In a comment about Tilting at Windmills, Richard Gilley made the following statement:
“The total Tasmanian workers compensation medical benefit spend for 2014/15 was $43 million. HIC payments to Tasmanian GPs (NRAs) in 2014/15 were $130 million i.e. not counting private consultations or over the rebate fees, up to 33% of GP payments were workers compensation related.”
To me a suggestion that workers compensation made up to 33% of a doctor’s income seemed grossly inaccurate, based on discussions with GP colleagues.
I attended a meeting of ANZSOM tonight, for a presentation entitled “Occupational Medicine in Tasmania’ from Dr Mark Spearpoint. Dr Spearpoint referred to data from “the Beach Study” (Bettering the Evaluation and Care of Health) from the Family Medicine Research Centre.
The report from 2013-14 includes the following table:
This table indicates that only 1.7% of GP encounters were claimed as workers compensation.
The study also provided the following detail about work-related attendances at GP practices. This showed that 2.4 per 100 of GP encounters related to work-related problems, but this rate did not mean that all these encounters were funded through workers compensation.
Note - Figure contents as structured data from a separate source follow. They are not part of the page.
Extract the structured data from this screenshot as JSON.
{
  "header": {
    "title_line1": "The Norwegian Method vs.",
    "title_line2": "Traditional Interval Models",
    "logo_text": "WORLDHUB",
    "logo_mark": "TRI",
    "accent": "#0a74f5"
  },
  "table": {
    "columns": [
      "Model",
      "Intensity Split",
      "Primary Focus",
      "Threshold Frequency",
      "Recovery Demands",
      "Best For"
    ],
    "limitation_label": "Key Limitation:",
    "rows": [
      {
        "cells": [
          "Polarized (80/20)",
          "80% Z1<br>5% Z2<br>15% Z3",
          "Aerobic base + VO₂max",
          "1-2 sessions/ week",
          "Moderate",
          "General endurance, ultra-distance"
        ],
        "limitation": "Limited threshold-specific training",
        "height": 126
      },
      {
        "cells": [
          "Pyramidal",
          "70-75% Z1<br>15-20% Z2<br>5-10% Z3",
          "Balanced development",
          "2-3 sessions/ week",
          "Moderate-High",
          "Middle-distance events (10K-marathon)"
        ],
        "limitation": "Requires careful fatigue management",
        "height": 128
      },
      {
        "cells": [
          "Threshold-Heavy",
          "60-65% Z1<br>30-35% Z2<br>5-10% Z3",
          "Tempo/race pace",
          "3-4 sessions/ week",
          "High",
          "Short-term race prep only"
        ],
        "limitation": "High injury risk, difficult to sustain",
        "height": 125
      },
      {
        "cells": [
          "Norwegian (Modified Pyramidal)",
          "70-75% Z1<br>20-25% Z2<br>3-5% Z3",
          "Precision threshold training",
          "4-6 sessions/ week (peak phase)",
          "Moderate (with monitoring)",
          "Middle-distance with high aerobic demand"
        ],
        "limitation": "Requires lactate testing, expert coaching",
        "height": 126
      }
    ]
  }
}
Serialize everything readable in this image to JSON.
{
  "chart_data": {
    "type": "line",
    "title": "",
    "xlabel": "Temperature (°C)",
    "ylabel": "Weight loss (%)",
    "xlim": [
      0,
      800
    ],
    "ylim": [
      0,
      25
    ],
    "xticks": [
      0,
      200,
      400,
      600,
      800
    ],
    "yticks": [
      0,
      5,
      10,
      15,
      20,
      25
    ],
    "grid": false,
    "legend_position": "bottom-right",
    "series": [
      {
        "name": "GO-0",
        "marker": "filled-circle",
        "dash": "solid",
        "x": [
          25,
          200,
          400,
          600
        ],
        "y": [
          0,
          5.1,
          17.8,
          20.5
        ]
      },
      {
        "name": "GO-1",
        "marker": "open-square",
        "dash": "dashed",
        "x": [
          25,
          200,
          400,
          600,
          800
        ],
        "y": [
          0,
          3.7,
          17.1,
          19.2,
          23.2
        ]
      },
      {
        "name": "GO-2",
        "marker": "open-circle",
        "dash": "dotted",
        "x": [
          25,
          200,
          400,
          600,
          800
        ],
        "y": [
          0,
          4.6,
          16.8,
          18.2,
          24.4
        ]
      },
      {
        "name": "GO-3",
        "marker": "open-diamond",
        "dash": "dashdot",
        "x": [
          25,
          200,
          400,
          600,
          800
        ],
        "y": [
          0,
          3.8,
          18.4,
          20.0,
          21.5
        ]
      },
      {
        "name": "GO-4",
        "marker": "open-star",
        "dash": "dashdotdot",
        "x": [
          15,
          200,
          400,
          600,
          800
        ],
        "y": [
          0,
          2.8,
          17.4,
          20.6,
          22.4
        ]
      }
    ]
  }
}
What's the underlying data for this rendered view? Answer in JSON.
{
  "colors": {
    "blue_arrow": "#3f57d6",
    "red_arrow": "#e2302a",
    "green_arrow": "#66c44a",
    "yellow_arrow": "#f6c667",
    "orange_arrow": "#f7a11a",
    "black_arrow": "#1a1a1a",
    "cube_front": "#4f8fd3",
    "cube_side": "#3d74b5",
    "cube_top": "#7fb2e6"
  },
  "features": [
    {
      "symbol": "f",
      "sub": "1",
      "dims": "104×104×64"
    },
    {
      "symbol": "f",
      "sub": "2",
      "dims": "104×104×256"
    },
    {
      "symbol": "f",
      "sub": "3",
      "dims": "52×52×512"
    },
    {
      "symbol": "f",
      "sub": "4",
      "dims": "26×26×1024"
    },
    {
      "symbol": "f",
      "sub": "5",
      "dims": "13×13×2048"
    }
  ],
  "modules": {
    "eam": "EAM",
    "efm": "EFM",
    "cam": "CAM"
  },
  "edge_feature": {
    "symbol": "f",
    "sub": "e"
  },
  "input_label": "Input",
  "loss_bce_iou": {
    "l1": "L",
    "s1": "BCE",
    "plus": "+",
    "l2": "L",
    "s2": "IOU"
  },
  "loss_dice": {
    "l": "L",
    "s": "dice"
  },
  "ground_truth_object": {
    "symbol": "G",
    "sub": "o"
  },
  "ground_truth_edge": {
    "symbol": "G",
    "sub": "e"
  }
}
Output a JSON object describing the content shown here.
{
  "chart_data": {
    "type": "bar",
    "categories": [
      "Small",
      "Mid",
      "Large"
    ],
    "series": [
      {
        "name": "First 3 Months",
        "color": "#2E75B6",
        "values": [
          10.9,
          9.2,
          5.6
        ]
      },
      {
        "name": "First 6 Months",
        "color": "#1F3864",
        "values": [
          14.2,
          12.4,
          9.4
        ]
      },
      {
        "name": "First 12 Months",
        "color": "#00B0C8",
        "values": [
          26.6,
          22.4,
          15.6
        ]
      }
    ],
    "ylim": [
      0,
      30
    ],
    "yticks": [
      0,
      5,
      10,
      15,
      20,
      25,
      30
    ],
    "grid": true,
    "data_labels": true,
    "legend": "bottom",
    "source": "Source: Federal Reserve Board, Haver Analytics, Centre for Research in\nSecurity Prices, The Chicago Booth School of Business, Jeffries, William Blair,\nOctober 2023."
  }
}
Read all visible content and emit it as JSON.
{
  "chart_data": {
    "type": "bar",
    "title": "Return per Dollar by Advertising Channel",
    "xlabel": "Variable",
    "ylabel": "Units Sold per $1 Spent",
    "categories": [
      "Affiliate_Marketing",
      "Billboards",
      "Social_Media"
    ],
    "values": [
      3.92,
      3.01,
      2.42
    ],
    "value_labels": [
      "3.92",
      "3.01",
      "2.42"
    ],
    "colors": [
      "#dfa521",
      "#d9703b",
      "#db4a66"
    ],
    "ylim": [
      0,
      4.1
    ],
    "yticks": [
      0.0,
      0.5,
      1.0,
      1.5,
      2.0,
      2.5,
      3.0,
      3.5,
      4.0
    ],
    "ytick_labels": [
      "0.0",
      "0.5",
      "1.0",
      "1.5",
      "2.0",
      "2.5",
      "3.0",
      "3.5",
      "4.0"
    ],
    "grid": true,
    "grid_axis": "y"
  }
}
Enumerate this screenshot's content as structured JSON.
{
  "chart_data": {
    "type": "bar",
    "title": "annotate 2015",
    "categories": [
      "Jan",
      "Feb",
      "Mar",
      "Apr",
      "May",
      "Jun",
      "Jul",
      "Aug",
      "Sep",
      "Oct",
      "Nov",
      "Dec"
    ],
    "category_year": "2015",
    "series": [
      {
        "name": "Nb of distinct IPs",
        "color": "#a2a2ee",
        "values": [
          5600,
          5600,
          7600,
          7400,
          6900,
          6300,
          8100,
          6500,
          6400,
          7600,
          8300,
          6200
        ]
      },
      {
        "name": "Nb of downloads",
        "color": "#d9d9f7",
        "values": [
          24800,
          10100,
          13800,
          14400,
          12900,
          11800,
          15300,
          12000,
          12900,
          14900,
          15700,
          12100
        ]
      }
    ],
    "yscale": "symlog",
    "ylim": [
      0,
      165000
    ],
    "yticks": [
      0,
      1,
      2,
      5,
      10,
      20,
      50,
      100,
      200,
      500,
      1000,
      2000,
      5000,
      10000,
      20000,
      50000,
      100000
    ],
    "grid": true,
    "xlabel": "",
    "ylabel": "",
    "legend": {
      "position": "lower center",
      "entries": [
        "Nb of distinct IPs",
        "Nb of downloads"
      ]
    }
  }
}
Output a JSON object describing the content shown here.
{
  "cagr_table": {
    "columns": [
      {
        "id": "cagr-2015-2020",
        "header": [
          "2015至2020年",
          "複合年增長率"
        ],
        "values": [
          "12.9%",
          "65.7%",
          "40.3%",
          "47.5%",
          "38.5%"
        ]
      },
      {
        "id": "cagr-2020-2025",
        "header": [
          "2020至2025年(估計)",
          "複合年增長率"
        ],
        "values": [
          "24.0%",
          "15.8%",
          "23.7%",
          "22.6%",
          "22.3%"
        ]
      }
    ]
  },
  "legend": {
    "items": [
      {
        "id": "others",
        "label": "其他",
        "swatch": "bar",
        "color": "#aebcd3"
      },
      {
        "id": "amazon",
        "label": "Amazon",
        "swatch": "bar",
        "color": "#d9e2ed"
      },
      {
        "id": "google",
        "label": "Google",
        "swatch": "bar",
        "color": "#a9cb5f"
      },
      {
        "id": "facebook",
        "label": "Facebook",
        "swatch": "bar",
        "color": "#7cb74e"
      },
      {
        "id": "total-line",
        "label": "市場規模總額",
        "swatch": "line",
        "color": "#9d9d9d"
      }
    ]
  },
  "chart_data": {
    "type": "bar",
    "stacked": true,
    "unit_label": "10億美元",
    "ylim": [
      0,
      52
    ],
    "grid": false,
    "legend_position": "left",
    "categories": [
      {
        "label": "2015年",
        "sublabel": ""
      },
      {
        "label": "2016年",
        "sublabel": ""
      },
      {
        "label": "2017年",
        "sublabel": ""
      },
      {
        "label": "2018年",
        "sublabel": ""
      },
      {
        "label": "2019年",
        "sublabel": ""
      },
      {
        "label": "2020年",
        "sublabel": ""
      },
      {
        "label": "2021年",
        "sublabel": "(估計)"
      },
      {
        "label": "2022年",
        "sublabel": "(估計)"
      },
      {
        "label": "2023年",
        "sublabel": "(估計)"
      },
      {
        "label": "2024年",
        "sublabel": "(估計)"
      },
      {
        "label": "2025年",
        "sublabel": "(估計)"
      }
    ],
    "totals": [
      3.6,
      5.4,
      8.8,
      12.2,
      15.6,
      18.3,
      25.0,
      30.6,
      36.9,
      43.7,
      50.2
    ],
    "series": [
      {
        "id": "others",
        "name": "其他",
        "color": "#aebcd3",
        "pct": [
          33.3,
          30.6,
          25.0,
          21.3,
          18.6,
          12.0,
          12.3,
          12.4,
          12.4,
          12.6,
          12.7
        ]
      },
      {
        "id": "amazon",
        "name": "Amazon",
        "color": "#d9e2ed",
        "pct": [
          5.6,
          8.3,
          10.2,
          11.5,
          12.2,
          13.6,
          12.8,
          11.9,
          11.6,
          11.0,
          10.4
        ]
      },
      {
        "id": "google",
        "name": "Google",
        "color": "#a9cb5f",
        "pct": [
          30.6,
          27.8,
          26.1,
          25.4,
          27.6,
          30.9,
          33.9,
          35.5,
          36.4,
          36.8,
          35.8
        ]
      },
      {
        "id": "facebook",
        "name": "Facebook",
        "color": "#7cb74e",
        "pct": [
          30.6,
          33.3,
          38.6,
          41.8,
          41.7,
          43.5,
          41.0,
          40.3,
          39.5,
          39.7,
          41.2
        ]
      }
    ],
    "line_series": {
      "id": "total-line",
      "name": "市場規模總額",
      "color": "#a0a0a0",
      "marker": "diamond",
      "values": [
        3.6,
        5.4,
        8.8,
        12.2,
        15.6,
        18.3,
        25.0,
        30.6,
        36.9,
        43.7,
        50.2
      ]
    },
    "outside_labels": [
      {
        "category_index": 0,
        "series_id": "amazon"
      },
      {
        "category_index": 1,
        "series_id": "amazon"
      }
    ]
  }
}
I also talked to a well-respected general practitioner in a ‘somewhat’ occupationally focussed practice and he analysed his billings which indicated that less than 7% of billing income relates to workers compensation.
The calculation method used by Richard Gilley to suggest a third of doctor’s income come from compensation payments is seriously flawed, probably because use of the medical benefit spend of $43 million in the Tasmanian workers compensation scheme as the numerator in his calculation includes many other types of payments not just payments to doctors. His denominator of $130 million is probably also an underestimate as it does not take into account income from consultations not funded by HIC.
I hope however to get comments from the data experts at WorkCover Tasmania.
Although as an occupational physician I agree with Richard that GP’s could do better with greater emphasis on better management of workers compensation cases, the reality is that workers compensation is considerably less than 10% of an average GP’s work and there is likely to be a lot more focus on non-work related chronic disease management i.e. diabetes and hypertension.
Richard’s data is probably wrong by an order of magnitude. There needs to be alternative means to get GP’s interested other than by suggesting a significant proportion of their income is from compensation systems, which it is not.